Shortly after the supernova, Koshiba retired and Totsuka became leader of the Kamiokande project. Two seminal results from the group were subsequently published. The first observed a deficit in atmospheric neutrinos that could not be explained by systematic experimental errors or uncertainties in the background neutrino flux. Instead, some “as-yet-unaccounted-for physics”, as the paper put it, might explain the data. The second crucially confirmed the solar neutrino deficit recorded by Davis.

In 1991, Totsuka obtained funding for a successor to Kamiokande. This was Super-Kamiokande, an underground detector that contained 50,000 tons of water. Super-Kamiokande provided the first definitive evidence for neutrino oscillations and neutrino mass. Neutrino oscillation is a process in which neutrinos convert between one of three types: electron neutrinos, muon neutrinos and tau neutrinos. Atmospheric neutrinos are predominantly muon and electron neutrinos. Because these particles can pass through the Earth without being absorbed, it was predicted that as many atmospheric neutrinos should come up from the ground as travel down from the sky. But the observations with Super-Kamiokande found that, although there were equal numbers of electron neutrinos travelling in these directions, fewer muon neutrinos were detected coming up than were going down.

We now know that, because the upward-going muon neutrinos had travelled much farther — through the planet — than those that came directly down through the atmosphere, they had more time to convert into tau neutrinos (which were essentially invisible to the detector). This evidence of neutrino oscillation suggested an explanation for the solar neutrino deficit: the 'missing' electron neutrinos from the Sun might simply have been converted into tau neutrinos and muon neutrinos, which could not be spotted by the earlier detectors. This was later confirmed through work at Super-Kamiokande and at the Sudbury Neutrino Observatory in Canada.

In 2003, Totsuka became the Director General of Japan's high-energy physics organization, KEK. Over the next three years, he oversaw the K2K neutrino-oscillation experiment, in which a beam of neutrinos was sent 250 km from the KEK accelerator to Super-Kamiokande. This experiment confirmed the earlier findings of atmospheric neutrino oscillation. During this period, Totsuka also supervised the successful Belle B-factory, where particles known as B-mesons were generated to study differences between matter and antimatter.

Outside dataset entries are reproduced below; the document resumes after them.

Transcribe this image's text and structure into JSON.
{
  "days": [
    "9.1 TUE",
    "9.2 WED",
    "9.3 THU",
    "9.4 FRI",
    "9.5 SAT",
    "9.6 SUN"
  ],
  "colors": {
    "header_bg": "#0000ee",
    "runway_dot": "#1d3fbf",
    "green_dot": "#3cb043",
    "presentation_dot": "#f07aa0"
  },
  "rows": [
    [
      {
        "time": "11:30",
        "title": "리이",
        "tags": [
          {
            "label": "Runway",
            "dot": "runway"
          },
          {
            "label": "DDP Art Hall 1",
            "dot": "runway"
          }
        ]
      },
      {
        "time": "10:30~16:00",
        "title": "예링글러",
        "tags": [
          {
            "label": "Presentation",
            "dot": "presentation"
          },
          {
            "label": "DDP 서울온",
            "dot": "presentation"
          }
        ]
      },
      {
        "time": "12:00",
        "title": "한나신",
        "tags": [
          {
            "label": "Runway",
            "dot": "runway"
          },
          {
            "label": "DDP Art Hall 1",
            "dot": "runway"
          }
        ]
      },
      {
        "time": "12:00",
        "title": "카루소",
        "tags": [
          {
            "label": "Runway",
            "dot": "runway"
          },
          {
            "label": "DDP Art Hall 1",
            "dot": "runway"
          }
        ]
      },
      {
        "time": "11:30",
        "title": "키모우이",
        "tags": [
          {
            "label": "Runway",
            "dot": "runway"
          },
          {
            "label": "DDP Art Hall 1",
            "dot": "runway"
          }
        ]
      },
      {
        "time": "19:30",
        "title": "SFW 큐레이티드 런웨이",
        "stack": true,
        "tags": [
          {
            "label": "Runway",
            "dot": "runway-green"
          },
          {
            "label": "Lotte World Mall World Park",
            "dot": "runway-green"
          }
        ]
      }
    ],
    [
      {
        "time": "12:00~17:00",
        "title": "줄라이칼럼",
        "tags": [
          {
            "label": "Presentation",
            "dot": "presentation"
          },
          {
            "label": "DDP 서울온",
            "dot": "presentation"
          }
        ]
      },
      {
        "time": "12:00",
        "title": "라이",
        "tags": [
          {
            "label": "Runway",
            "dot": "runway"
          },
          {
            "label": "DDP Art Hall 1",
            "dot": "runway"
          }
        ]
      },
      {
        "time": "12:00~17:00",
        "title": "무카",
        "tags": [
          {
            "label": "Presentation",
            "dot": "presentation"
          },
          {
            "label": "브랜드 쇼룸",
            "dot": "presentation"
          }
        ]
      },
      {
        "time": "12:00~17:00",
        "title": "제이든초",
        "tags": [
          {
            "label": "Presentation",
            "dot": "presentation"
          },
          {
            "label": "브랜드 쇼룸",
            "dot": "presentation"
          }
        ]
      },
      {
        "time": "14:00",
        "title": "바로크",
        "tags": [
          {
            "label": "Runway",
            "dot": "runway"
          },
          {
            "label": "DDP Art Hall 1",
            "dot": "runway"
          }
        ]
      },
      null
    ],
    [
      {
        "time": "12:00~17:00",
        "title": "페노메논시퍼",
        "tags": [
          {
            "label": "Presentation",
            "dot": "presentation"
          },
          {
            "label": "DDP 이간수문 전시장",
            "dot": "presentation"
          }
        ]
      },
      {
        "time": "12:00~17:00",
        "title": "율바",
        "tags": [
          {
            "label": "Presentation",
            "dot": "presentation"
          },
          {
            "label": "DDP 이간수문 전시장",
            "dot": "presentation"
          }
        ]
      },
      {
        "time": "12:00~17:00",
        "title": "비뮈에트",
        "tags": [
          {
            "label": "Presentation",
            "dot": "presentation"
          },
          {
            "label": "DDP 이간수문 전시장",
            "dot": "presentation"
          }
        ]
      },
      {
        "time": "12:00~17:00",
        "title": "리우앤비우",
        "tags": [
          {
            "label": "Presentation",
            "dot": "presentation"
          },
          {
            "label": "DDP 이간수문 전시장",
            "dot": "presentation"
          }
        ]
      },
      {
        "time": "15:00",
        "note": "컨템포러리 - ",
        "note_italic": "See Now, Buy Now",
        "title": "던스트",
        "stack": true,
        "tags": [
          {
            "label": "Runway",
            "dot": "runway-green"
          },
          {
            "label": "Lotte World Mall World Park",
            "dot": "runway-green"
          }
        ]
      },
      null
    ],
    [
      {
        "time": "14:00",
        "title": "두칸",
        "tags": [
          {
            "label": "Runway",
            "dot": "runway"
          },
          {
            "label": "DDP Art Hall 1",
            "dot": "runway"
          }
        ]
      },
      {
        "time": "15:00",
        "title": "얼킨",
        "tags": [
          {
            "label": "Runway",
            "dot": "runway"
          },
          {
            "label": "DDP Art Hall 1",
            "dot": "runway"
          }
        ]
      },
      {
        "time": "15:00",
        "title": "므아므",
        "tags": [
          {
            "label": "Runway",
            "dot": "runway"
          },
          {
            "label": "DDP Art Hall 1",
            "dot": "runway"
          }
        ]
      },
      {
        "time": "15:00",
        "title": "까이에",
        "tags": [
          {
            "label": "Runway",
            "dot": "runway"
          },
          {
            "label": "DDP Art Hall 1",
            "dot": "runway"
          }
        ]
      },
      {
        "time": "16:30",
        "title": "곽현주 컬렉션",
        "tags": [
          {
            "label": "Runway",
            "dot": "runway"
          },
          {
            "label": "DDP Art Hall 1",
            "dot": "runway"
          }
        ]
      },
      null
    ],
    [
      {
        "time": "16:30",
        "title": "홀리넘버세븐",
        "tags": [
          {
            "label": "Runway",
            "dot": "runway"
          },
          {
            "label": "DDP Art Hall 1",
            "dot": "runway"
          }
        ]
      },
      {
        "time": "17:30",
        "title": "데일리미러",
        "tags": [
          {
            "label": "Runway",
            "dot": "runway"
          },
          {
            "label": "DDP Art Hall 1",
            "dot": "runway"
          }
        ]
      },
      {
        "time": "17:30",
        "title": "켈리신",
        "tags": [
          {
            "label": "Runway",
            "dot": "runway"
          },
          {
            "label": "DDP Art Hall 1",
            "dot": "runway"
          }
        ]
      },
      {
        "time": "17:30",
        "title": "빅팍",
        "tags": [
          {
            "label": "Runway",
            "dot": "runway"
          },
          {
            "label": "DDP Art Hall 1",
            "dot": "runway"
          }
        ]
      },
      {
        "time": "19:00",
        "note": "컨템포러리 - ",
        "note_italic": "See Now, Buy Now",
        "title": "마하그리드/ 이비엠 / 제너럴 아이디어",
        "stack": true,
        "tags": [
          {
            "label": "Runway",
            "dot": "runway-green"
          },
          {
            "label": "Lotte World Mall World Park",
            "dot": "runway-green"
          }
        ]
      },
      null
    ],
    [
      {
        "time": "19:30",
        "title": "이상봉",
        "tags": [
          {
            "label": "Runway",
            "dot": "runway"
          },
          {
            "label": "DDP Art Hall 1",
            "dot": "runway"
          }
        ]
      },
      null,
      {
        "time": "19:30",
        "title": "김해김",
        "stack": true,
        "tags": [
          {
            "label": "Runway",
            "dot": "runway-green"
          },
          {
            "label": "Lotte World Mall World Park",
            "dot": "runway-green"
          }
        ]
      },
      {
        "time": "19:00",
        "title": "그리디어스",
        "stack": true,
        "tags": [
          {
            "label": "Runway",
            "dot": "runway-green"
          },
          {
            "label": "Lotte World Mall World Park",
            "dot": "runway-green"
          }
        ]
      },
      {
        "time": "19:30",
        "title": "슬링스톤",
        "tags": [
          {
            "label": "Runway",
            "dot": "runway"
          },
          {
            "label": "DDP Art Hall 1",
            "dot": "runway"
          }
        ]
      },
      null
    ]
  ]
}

Totsuka proved his mettle as a leader in the aftermath of the Super-Kamiokande accident in 2001, when thousands of photomultipliers in the detector imploded. The day after the accident, he announced that the detector would be reconstructed within a year. In just two months he established a road-map to achieve this, and the detector was indeed ready for action 13 months after the accident.

During the last year or so of his illness, Totsuka wrote a blog in which he aired his views on science and science policy. He also used this forum to describe his own illness, plotting the extent of his cancer as a function of time, and evaluating the effectiveness of the chemical treatment. And, revealing entirely different interests, he discussed the flowers in his garden and in the village where Super-Kamiokande is located.

Totsuka received international recognition for his work, winning many academic prizes — perhaps most notably the Order of Culture, the most prestigious prize in Japan. It is a testament to his achievements that neutrino physics continues to generate enormous interest. The efforts of the Super-Kamiokande collaboration laid the foundations for the current, detailed understanding of the atmospheric neutrino anomaly and the solar neutrino problem. Yoji Totsuka was central to those efforts, and his vision and leadership will be sorely missed.